幸福が究極の目的である理由は、私たちが幸福を望むのは幸福それ自体のためであって、決して他のためではないからである。人間の幸福は、快楽・財産・名誉からはもたらされない。何故ならそれらは単に幸福を得るための手段であって、目的ではないからだ。
第49位「自助論」スマイルズ
【どんな本?】
欧米人300人の成功談を集めた自己啓発本の古典。序文の「天は自ら助くる者を助く(Heaven helps those who help themselves)」という言葉が特に有名。日本では「西国立志編」という名前で発刊され、福澤諭吉の「学問のすすめ」と並んで「独立自尊を説く書」として読まれた。
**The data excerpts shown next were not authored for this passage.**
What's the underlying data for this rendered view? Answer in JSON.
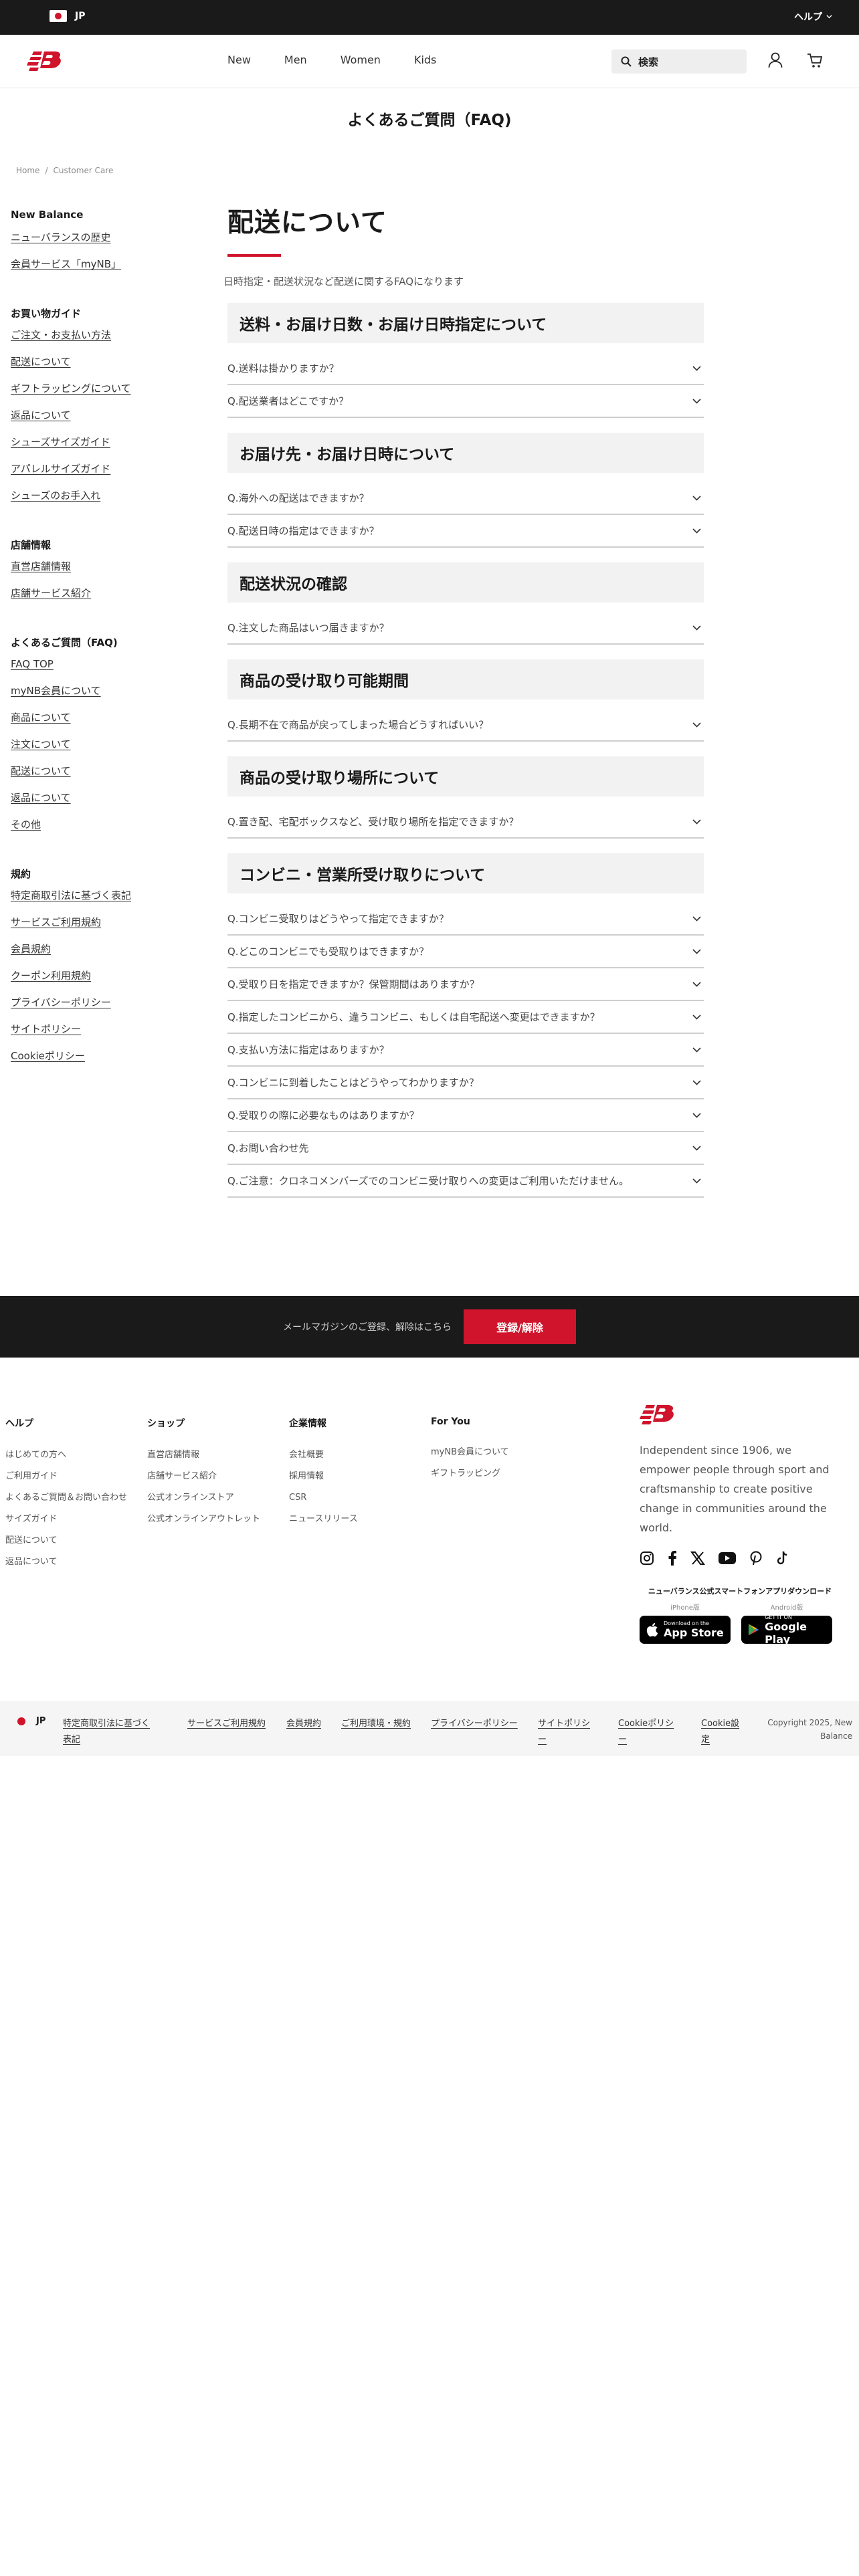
{
  "topbar": {
    "region": "JP",
    "help": "ヘルプ"
  },
  "header": {
    "nav": [
      "New",
      "Men",
      "Women",
      "Kids"
    ],
    "search_placeholder": "検索"
  },
  "page_title": "よくあるご質問（FAQ)",
  "breadcrumb": [
    "Home",
    "/",
    "Customer Care"
  ],
  "sidebar": [
    {
      "heading": "New Balance",
      "links": [
        "ニューバランスの歴史",
        "会員サービス「myNB」"
      ]
    },
    {
      "heading": "お買い物ガイド",
      "links": [
        "ご注文・お支払い方法",
        "配送について",
        "ギフトラッピングについて",
        "返品について",
        "シューズサイズガイド",
        "アパレルサイズガイド",
        "シューズのお手入れ"
      ]
    },
    {
      "heading": "店舗情報",
      "links": [
        "直営店舗情報",
        "店舗サービス紹介"
      ]
    },
    {
      "heading": "よくあるご質問（FAQ)",
      "links": [
        "FAQ TOP",
        "myNB会員について",
        "商品について",
        "注文について",
        "配送について",
        "返品について",
        "その他"
      ]
    },
    {
      "heading": "規約",
      "links": [
        "特定商取引法に基づく表記",
        "サービスご利用規約",
        "会員規約",
        "クーポン利用規約",
        "プライバシーポリシー",
        "サイトポリシー",
        "Cookieポリシー"
      ]
    }
  ],
  "main": {
    "title": "配送について",
    "intro": "日時指定・配送状況など配送に関するFAQになります",
    "sections": [
      {
        "heading": "送料・お届け日数・お届け日時指定について",
        "questions": [
          "Q.送料は掛かりますか？",
          "Q.配送業者はどこですか？"
        ]
      },
      {
        "heading": "お届け先・お届け日時について",
        "questions": [
          "Q.海外への配送はできますか？",
          "Q.配送日時の指定はできますか？"
        ]
      },
      {
        "heading": "配送状況の確認",
        "questions": [
          "Q.注文した商品はいつ届きますか？"
        ]
      },
      {
        "heading": "商品の受け取り可能期間",
        "questions": [
          "Q.長期不在で商品が戻ってしまった場合どうすればいい？"
        ]
      },
      {
        "heading": "商品の受け取り場所について",
        "questions": [
          "Q.置き配、宅配ボックスなど、受け取り場所を指定できますか？"
        ]
      },
      {
        "heading": "コンビニ・営業所受け取りについて",
        "questions": [
          "Q.コンビニ受取りはどうやって指定できますか？",
          "Q.どこのコンビニでも受取りはできますか？",
          "Q.受取り日を指定できますか？保管期間はありますか？",
          "Q.指定したコンビニから、違うコンビニ、もしくは自宅配送へ変更はできますか？",
          "Q.支払い方法に指定はありますか？",
          "Q.コンビニに到着したことはどうやってわかりますか？",
          "Q.受取りの際に必要なものはありますか？",
          "Q.お問い合わせ先",
          "Q.ご注意：クロネコメンバーズでのコンビニ受け取りへの変更はご利用いただけません。"
        ]
      }
    ]
  },
  "newsletter": {
    "text": "メールマガジンのご登録、解除はこちら",
    "button": "登録/解除"
  },
  "footer": {
    "columns": [
      {
        "heading": "ヘルプ",
        "links": [
          "はじめての方へ",
          "ご利用ガイド",
          "よくあるご質問＆お問い合わせ",
          "サイズガイド",
          "配送について",
          "返品について"
        ]
      },
      {
        "heading": "ショップ",
        "links": [
          "直営店舗情報",
          "店舗サービス紹介",
          "公式オンラインストア",
          "公式オンラインアウトレット"
        ]
      },
      {
        "heading": "企業情報",
        "links": [
          "会社概要",
          "採用情報",
          "CSR",
          "ニュースリリース"
        ]
      },
      {
        "heading": "For You",
        "links": [
          "myNB会員について",
          "ギフトラッピング"
        ]
      }
    ],
    "brand_text": "Independent since 1906, we empower people through sport and craftsmanship to create positive change in communities around the world.",
    "app_heading": "ニューバランス公式スマートフォンアプリダウンロード",
    "app_iphone": "iPhone版",
    "app_android": "Android版",
    "app_store": {
      "small": "Download on the",
      "big": "App Store"
    },
    "google_play": {
      "small": "GET IT ON",
      "big": "Google Play"
    }
  },
  "bottom": {
    "region": "JP",
    "links": [
      "特定商取引法に基づく表記",
      "サービスご利用規約",
      "会員規約",
      "ご利用環境・規約",
      "プライバシーポリシー",
      "サイトポリシー",
      "Cookieポリシー",
      "Cookie設定"
    ],
    "copyright": "Copyright 2025, New Balance"
  },
  "colors": {
    "brand_red": "#cf142b",
    "dark": "#1a1a1a"
  }
}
「世界最古の自己啓発本」「あらゆる自己啓発本のルーツ」とされることも多い。トヨタグループの創始者である豊田佐吉や、サッカー元日本代表の本田圭佑も愛読。
【スマイルズが伝えたいこと】
財産も地位も天賦の才能もない人間でも、他人に頼らず独力で、勤勉と節約によって成功できる!
第50位「幸福論」ラッセル
【どんな本?】
ヒルティ『幸福論』、アラン『幸福論』、と並ぶ、いわゆる「3大幸福論」の一つ。第一部で回避すべき「不幸の源泉」を、第二部で追うべき「幸福の源泉」を説明する、三大幸福論の中で、最も論理的な作品。
どのような不幸をどのように回避し、どのような幸福をどのように追えばよいかを「心」ではなく「頭」で理解できる。ノーベル文学賞も受賞した作者が送る、21世紀の英知の代表例とも言える一冊。
【ラッセルが伝えたいこと】
幸福は、ごく少数の例外を除き、自然に手に入るものではない。人は自発的かつ主体的に不幸を「回避」し、幸福を「獲得」しなければならない。
特に仕事は大切である。熱意を持って社会に役立つ仕事をし、それに健全な誇りを持つことが、幸福の直接の源泉となる。
逆にこの世の不幸を産み出す源泉は「悲観主義」「競争」「過度の刺激」「精神的疲労」「嫉妬」「罪悪感」「過度な自意識」そして「世間からの評価」である。特に避けるべき最大のものは「過度な自意識」だ。